К штабу было пройти нелегко: деревня обстреливалась с высокого заречного сырта. Как только заметят кого в прогоне меж домами, так и жарят по этому месту чуть не целыми пачками. Красноармейцы тоже в обиду не даются: залезли на овины, попрятались на крышах, за плетнями, понаделали дырок в стенах у сараев – наблюдают зорко, что делается на том берегу. И лишь зачернеет, запрыгает фигурка или голова где-нибудь высунется за бугром, – открывают огонь. Тут идет не сражение, а настоящая взаимная охота, огонь по «случайной цели». И – удивительное дело – по деревне гуляют девушки в праздничных цветных костюмах, местами песни поют, забавляются… Ребята тоже не зевают – вьются возле них, подпевают, а один так и с гармоникой подсыпается…
Надо сказать, что река тут неширока, и из-за сырта видно – боец идет или крестьянин, девушка ли подпрыгивает… Пальба в переулках шла только по красноармейцам.

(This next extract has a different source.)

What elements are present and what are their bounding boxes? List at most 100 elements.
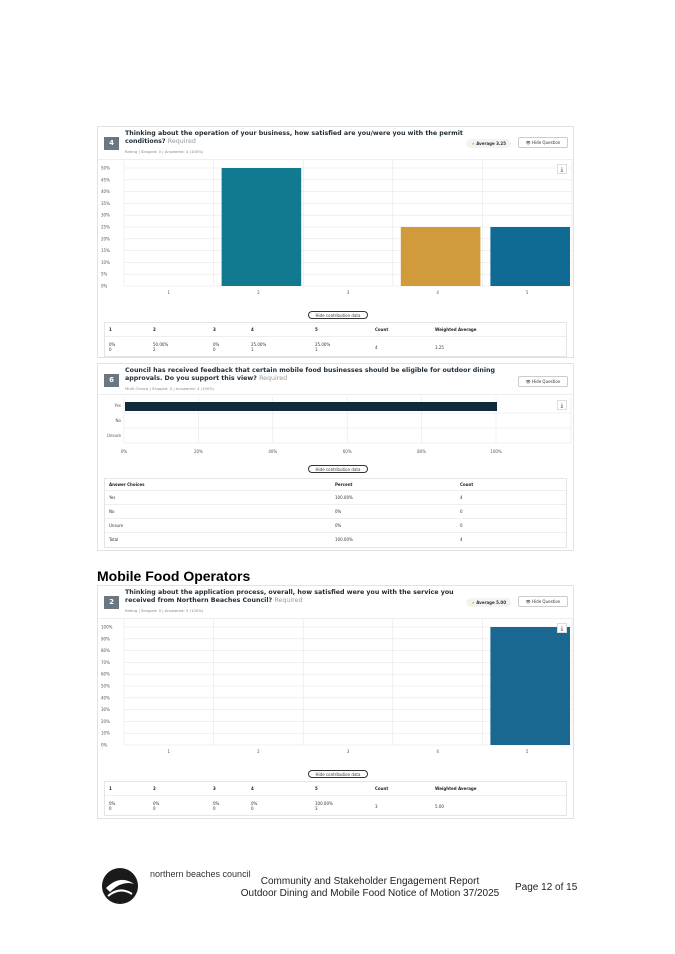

Крестьяне ходили как ни в чем не бывало – спокойные, неторопливые… И если бы не перестрелка, трудно было подумать, глядя на них, что кругом ежесекундно витает смерть: деревня будто где-то в глубочайшем тылу и в совершенном покое справляла свою традиционную пасху…
Михайлову хотели посоветовать, чтобы разведку сделал через реку, а он ее, оказалось, услал еще поутру, ждет теперь с минуты на минуту. Разведка действительно вернулась скоро, двоих похоронила на том берегу – убили их в последние минуты, когда уже спускались к броду. На фронте редко что дается даром! Сообщение выслушали, держали совет и порешили ночью же сделать налет. Знали, что брод этот будет охраняться, – надо было засветло искать другой. Операцией Михайлов брался руководить самолично. Надежд на успех было много, и главная надежда заключалась в том, что белые части уже наполовину были подготовлены, сагитированы заранее. Своеобразная агитация эта производилась простым и оригинальным способом: человек десять коммунистов выползают на животах почти с средины деревни и пробираются через те самые пролеты, в которые обстреливаются в деревне красноармейцы. Ползут и ползут, не подымая головы, не колыхаясь, не извиваясь в стороны, медленно и все в одном направлении. Доберутся до тына – здесь дыры еще ночью проделаны, устремляются в эти дыры и сползают к берегу. Перед самым тыном происходит небольшая маскировка, а иные проделывают ее и раньше, чем выползут, в деревне. Маскировка тоже незамысловатая: одному сучочков, палочек, елочек попритыкают, навешают со всех сторон, тряпок ли набросают, чтобы на человека не был похож. Такое-то безобразное существо и движется к воде. Бывает, сена набросают, соломой осыплют, рогожей накроют: всяк молодец – на свой образец… Десяток или полтора этаких чудовищ выползают на берег с разных концов и, прижимаясь то к бугоркам, то к кустарникам, к прибрежным всяким укрытиям, выравниваются вдруг и начинают кричать:
– Солдаты… Белые солдаты… Товарищи… Бейте офицеров!.. Переходите на нашу сторону… Вас обманули… Крестьян на крестьян гонят. Офицеры – господа… Они вам враги, мы ваши братья. Переходите, товарищи!.. Бейте офицеров!.. Переходите!..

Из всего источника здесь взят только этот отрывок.